Может быть, я слишком легко смиряюсь. Мое собственное состояние стабильно, но безнадежно. Может быть, это просто вопрос темперамента. Вспомните неудавшийся визит в бордель в «Воспитании чувств», вспомните его урок. Не участвуй: счастье в воображении, не в действии. Удовольствие — сначала в предвкушении, потом — в воспоминании. Таков флоберовский темперамент. Сравните его случай — и темперамент — с Доде. Его юношеский визит в бордель был так незатейливо успешен, что Доде остался там на два или три дня. Девочки прятали его, боясь полицейского рейда, кормили чечевицей и всячески баловали. Из этого головокружительного времяпрепровождения он выбрался, по его собственному признанию, с пожизненной страстью к прикосновению женской кожи и с пожизненной же ненавистью к чечевице.
Некоторые воздерживаются и наблюдают, равно боясь разочарования и свершения. Другие кидаются очертя голову, наслаждаются, рискуют: в худшем случае они могут подхватить какую-нибудь ужасную болезнь; в лучшем — отделаться устойчивым отвращением к бобовым.
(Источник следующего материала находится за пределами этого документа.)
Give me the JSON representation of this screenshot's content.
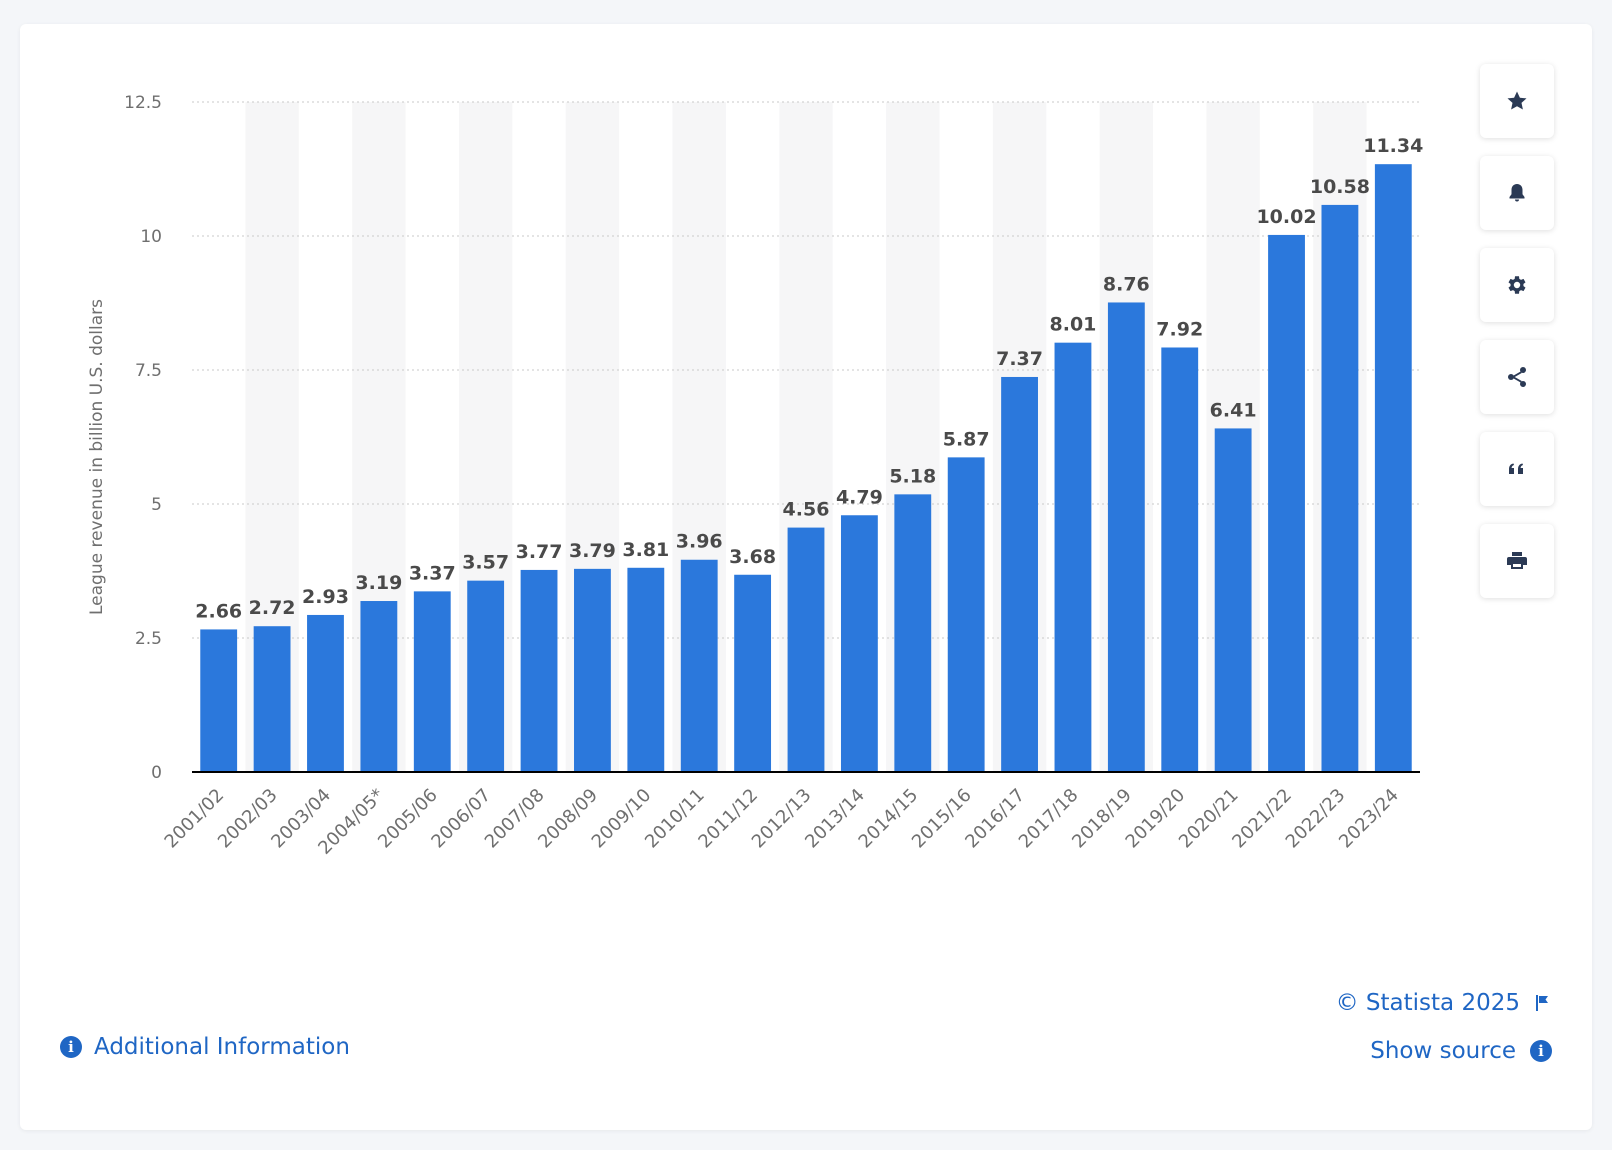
{
  "chart_data": {
    "type": "bar",
    "ylabel": "League revenue in billion U.S. dollars",
    "xlabel": "",
    "ylim": [
      0,
      12.5
    ],
    "yticks": [
      "0",
      "2.5",
      "5",
      "7.5",
      "10",
      "12.5"
    ],
    "ytick_values": [
      0,
      2.5,
      5,
      7.5,
      10,
      12.5
    ],
    "grid": true,
    "categories": [
      "2001/02",
      "2002/03",
      "2003/04",
      "2004/05*",
      "2005/06",
      "2006/07",
      "2007/08",
      "2008/09",
      "2009/10",
      "2010/11",
      "2011/12",
      "2012/13",
      "2013/14",
      "2014/15",
      "2015/16",
      "2016/17",
      "2017/18",
      "2018/19",
      "2019/20",
      "2020/21",
      "2021/22",
      "2022/23",
      "2023/24"
    ],
    "values": [
      2.66,
      2.72,
      2.93,
      3.19,
      3.37,
      3.57,
      3.77,
      3.79,
      3.81,
      3.96,
      3.68,
      4.56,
      4.79,
      5.18,
      5.87,
      7.37,
      8.01,
      8.76,
      7.92,
      6.41,
      10.02,
      10.58,
      11.34
    ],
    "labels": [
      "2.66",
      "2.72",
      "2.93",
      "3.19",
      "3.37",
      "3.57",
      "3.77",
      "3.79",
      "3.81",
      "3.96",
      "3.68",
      "4.56",
      "4.79",
      "5.18",
      "5.87",
      "7.37",
      "8.01",
      "8.76",
      "7.92",
      "6.41",
      "10.02",
      "10.58",
      "11.34"
    ]
  },
  "colors": {
    "bar": "#2b78dc",
    "band": "#f6f6f7",
    "grid": "#c9c9c9",
    "axis": "#000000",
    "tick_text": "#6f6f6f",
    "value_text": "#4a4a4a",
    "link": "#1f66c4"
  },
  "toolbar": {
    "items": [
      {
        "name": "star-icon"
      },
      {
        "name": "bell-icon"
      },
      {
        "name": "gear-icon"
      },
      {
        "name": "share-icon"
      },
      {
        "name": "quote-icon"
      },
      {
        "name": "print-icon"
      }
    ]
  },
  "footer": {
    "additional_info": "Additional Information",
    "copyright": "© Statista 2025",
    "show_source": "Show source"
  }
}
Я знаю, к какому лагерю принадлежу я, и знаю, в каком лагере нужно искать Эллен.
Жизненные максимы. Les unions complètes sont rares. Нельзя изменить человечество, можно только изучать его. Счастье — алый плащ, его подкладка — лохмотья. Любовники — как сиамские близнецы, два тела с единой душой; но если один из них переживает другого, ему суждено всю жизнь таскать за собой труп. Гордость заставляет нас стремиться к разрешению всего — к разрешению, к цели, к окончательной идее; но чем лучше у тебя телескоп, тем больше становится звезд на небе. Нельзя изменить человечество, можно только изучать его. Les unions complètes sont rares.
Максима о максимах. Истины о писательстве могут быть сформулированы раньше, чем ты напишешь хоть слово; истины о жизни могут сформулироваться только тогда, когда уже слишком поздно.
В «Саламбо» говорится, что погонщик карфагенского слона имел в своем распоряжении деревянный молот и долото. Если в пылу сражения животное переставало подчиняться, погонщик должен был раскроить ему череп. Такое развитие событий было весьма вероятным: чтобы сделать слонов более воинственными, их сначала опаивали смесью вина, благовоний и перца, а затем погоняли копьями.
Немногие из нас обладают такой смелостью, чтобы пустить в дело молот и долото. Эллен обладала. Иногда мне становится неловко от людского сочувствия. «Ей еще хуже», — хочу сказать я, но не говорю. А потом, после того как они проявили доброту, и пообещали сводить меня куда-нибудь, словно я ребенок, и бесцеремонно попытались заставить меня разговориться для моей же пользы (почему все думают, что я сам не знаю, в чем моя польза?), — потом мне дозволяется сесть и немного помечтать о ней. И я думаю о граде 1853 года, о разбитых окнах, погибшем урожае, разрушенных шпалерах, осколках дынных теплиц. Что может быть глупее, чем теплицы для дынь? Аплодируйте граду, бьющему окна. Люди слишком легко решают, для чего создано солнце. Солнце создано не для того, чтобы лучше росла капуста.